Anyone have dimensions, or a template, or really good pictures of the rear seat belt anchor bolt locations? My 65 GTO doesn't have rear belts. I currently have the whole interior out, and am at a point where I want to install new anchors for the rear seat belts. Any info would be great! Thanks


----------



## cij911 (Oct 25, 2017)

I'll post pictures of where I drilled holes, but there is obviously no factory template. (Just avoid the rear suspension and frame.)


----------



## PontiacJim (Dec 29, 2012)

The 1965 Chevelle would have been the same. Found this on the Chevelle website which gives you dimensions. The floor anchor is a large washer because the rear seat belts were an option. Later years, 1966 and up had the larger plate style anchors. Hope this helps.
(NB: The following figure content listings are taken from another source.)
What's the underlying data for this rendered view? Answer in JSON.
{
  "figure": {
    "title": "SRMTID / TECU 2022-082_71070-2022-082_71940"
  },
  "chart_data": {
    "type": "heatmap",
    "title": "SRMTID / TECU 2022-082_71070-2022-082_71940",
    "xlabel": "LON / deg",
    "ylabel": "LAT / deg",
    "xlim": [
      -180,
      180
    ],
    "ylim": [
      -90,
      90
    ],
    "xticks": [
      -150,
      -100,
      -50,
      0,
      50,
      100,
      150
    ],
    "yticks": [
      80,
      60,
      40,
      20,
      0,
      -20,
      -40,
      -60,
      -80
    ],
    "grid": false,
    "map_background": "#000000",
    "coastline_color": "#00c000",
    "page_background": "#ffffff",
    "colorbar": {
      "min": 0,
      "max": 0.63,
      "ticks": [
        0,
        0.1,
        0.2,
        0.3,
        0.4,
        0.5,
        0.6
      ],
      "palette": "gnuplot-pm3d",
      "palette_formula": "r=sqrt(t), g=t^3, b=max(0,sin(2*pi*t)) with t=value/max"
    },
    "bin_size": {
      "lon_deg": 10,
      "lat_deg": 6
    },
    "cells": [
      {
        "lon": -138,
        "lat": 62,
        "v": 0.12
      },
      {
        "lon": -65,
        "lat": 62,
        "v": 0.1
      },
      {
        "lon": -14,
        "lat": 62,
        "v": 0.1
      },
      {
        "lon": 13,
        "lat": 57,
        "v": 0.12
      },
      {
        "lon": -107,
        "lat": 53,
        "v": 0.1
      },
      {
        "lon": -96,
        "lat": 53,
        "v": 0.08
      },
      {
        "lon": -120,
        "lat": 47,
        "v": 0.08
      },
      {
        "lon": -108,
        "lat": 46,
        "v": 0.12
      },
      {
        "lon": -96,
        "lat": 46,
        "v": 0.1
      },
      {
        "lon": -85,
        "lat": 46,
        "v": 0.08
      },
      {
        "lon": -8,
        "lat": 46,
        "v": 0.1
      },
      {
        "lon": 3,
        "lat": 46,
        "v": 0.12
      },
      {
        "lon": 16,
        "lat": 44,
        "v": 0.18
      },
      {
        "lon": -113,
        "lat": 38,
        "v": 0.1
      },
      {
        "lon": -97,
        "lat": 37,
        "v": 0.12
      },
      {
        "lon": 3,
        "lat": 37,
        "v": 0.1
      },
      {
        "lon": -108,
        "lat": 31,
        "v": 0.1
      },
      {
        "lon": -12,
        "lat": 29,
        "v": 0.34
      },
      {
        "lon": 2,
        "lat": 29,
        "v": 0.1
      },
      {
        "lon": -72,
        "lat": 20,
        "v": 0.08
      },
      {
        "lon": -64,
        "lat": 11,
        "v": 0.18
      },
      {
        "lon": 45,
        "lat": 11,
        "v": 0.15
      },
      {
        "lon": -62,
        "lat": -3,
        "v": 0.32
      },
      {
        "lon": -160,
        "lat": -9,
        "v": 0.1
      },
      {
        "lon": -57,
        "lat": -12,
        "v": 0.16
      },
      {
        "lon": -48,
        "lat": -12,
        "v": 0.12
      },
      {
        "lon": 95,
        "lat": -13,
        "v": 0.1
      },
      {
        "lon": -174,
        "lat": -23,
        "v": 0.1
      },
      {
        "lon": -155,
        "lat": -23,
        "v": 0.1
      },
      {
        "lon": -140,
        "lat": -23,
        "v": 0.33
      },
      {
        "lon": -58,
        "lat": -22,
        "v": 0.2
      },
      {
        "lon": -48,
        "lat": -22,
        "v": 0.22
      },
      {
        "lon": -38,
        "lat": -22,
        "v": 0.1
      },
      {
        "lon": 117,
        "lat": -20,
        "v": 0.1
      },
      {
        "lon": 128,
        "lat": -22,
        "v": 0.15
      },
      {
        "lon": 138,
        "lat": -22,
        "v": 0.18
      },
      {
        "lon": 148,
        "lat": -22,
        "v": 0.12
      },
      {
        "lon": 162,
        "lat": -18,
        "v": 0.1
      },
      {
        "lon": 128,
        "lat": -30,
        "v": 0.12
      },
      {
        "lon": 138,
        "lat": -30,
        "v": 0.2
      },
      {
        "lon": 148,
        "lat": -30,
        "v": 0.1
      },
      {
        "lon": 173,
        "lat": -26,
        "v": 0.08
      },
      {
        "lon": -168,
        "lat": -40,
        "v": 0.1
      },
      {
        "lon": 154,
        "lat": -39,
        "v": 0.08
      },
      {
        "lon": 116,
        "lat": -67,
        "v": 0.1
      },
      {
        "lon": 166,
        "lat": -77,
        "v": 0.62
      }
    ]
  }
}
Click on the attachment to bring it to view and then click on it again to expand it to full size. :thumbsup:


----------



## 2ocnorb (Oct 21, 2016)

Great, thanks for the info!


----------



## 2ocnorb (Oct 21, 2016)

Thanks PontiacJim! I used the information you gave me, and lo and behold, there were actually dimples in the panel at those exact dimensions!!! I made my own heavy duty anchors, and am currently installing them (welded in) I’ll post a pic when I finish.Thanks again


----------



## michaelfind (Dec 14, 2018)

PontiacJim said:


> The 1965 Chevelle would have been the same. Found this on the Chevelle website which gives you dimensions. The floor anchor is a large washer because the rear seat belts were an option. Later years, 1966 and up had the larger plate style anchors. Hope this helps. Click on the attachment to bring it to view and then click on it again to expand it to full size. :thumbsup:


Yes, thank you PontiacJim. You have been helpful for my project as well. I'm also adding some rear seat belts to a 65 GTO and wondered where to anchor them.


----------